April 13, 2013
Princes, Priests and Potentates
I have been asked many times from people outside of the fraternity what "degree" of mason am I? "The third" I usually reply. "Oh...you're not even that high. My grandfather was a 32nd" they usually reply. Typically less-informed and dressup masons usually say or think the same way i.e "I'm a 32nd(or 33rd) degree mason ergo I am higher than you"
That is a popular misconception that anyone who has been properly initiated into freemasonry will note how wrong it is. The title (and the attached picture) aptly come to mind and also brings memories of the apron charge every mason has heard before.
There is no degree, no honor in freemasonry higher than being a master mason.

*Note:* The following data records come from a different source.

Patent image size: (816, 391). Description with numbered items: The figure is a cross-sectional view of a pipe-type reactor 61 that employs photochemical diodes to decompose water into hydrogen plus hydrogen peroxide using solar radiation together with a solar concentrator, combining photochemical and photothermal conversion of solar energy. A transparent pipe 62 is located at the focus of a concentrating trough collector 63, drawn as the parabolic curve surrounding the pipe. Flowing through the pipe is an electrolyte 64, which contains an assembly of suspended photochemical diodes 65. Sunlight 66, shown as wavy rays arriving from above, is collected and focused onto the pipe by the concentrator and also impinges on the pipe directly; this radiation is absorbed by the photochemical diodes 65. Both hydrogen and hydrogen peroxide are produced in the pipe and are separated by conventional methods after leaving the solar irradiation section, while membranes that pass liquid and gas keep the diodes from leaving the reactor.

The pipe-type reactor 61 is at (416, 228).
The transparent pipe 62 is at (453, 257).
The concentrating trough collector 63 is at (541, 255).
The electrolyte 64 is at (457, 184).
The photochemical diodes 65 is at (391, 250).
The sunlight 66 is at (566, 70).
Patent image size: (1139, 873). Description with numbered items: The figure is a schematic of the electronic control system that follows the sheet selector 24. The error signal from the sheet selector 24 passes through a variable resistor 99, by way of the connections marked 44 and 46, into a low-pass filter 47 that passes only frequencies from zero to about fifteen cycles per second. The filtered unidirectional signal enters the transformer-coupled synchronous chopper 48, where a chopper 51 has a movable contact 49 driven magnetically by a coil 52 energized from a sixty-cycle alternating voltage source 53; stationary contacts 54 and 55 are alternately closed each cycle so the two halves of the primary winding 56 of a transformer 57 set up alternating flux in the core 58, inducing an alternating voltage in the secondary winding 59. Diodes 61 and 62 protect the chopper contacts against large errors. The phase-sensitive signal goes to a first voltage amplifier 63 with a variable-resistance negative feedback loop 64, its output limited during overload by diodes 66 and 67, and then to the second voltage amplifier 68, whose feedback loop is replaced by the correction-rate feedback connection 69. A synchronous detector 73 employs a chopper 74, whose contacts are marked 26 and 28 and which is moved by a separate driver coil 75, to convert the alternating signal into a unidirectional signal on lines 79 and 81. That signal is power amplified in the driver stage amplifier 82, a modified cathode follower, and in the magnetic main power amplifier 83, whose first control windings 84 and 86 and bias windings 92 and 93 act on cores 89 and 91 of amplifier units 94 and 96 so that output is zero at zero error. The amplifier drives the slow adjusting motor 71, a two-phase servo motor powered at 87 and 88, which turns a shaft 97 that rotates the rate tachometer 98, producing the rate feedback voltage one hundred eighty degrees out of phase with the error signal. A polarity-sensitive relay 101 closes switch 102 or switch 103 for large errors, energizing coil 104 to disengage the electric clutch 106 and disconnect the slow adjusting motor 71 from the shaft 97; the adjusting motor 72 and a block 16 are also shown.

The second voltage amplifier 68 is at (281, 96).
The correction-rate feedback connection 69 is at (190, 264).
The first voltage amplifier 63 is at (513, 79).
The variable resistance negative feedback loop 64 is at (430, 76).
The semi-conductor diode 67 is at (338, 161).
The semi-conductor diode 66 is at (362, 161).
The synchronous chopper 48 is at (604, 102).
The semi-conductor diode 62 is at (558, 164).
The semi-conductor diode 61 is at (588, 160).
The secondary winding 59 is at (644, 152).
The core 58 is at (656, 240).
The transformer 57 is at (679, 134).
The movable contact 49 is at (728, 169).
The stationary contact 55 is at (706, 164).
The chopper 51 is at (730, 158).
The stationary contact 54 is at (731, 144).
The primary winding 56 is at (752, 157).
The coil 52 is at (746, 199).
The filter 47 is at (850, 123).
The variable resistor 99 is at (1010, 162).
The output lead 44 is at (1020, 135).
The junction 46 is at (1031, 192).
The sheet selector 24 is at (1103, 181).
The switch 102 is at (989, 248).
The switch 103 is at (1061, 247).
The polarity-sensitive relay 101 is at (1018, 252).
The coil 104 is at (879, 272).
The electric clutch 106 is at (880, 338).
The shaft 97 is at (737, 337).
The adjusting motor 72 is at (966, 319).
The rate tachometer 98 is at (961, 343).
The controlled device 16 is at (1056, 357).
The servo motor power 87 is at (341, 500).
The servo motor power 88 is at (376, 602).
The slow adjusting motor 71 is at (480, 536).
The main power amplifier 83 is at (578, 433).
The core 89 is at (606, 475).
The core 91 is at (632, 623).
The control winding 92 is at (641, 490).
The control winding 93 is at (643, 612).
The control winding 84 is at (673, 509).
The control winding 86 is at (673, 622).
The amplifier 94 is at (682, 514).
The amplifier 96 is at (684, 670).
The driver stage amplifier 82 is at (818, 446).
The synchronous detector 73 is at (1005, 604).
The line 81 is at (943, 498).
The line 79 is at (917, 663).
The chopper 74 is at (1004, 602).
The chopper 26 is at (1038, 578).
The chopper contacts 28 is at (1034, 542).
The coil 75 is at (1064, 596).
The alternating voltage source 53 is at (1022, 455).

At that degree you have earned the full rights and benefits of a mason, you have shown proficiency in all previous degrees, you have show that you properly understand the foundation and essence of our craft and our fraternity.
By staying as an active master mason, you are entitled to certain unalienable rights that are extended to you till (and even after) death. These rights I would not bother dissecting, but they are the basis and reason why one no longer works as an apprentice and attains that sublime degree of master mason.
Now, back to where I was, the misconception. You see, brothers tend to get lost in their years sojourning as travellers. I have seen too many who feel they can pull rank not only because of the positions they attain as master masons, but the fact that they are in these different "higher houses" and have positions in them give them some impetus of authority or superiority over the craft lodge brothers.
Let them get suspended by their Worshipful or Grand Masters and watch how their masonic edifices crash and tumble to the ground. Whereas a 33rd degree mason who is expelled from the Scottish rite has nothing to heal through except a bruised ego.
This misconception about high degrees is further popularized and spread by some wrong charts/images of the structure of freemasonry. It shows a large square and compass followed by the representation of the Entered Appentice at the bottom of the square and ends with Shriners (or 33rds & KT's) at the top of the compass i.e the screw.
I think that's a very wrong representation. If I had to represent the structure of freemasonry, it'd be a T-structure. You truly do go higher from 1st to 2nd to 3rd, but everything else is on a level along with that 3rd level. Whether you move left or right through each rite (Scottish Rite or York Rite) you get further into albeit deeper and more detailed into each rite...but at the end of it all, you're still on the level as a master mason.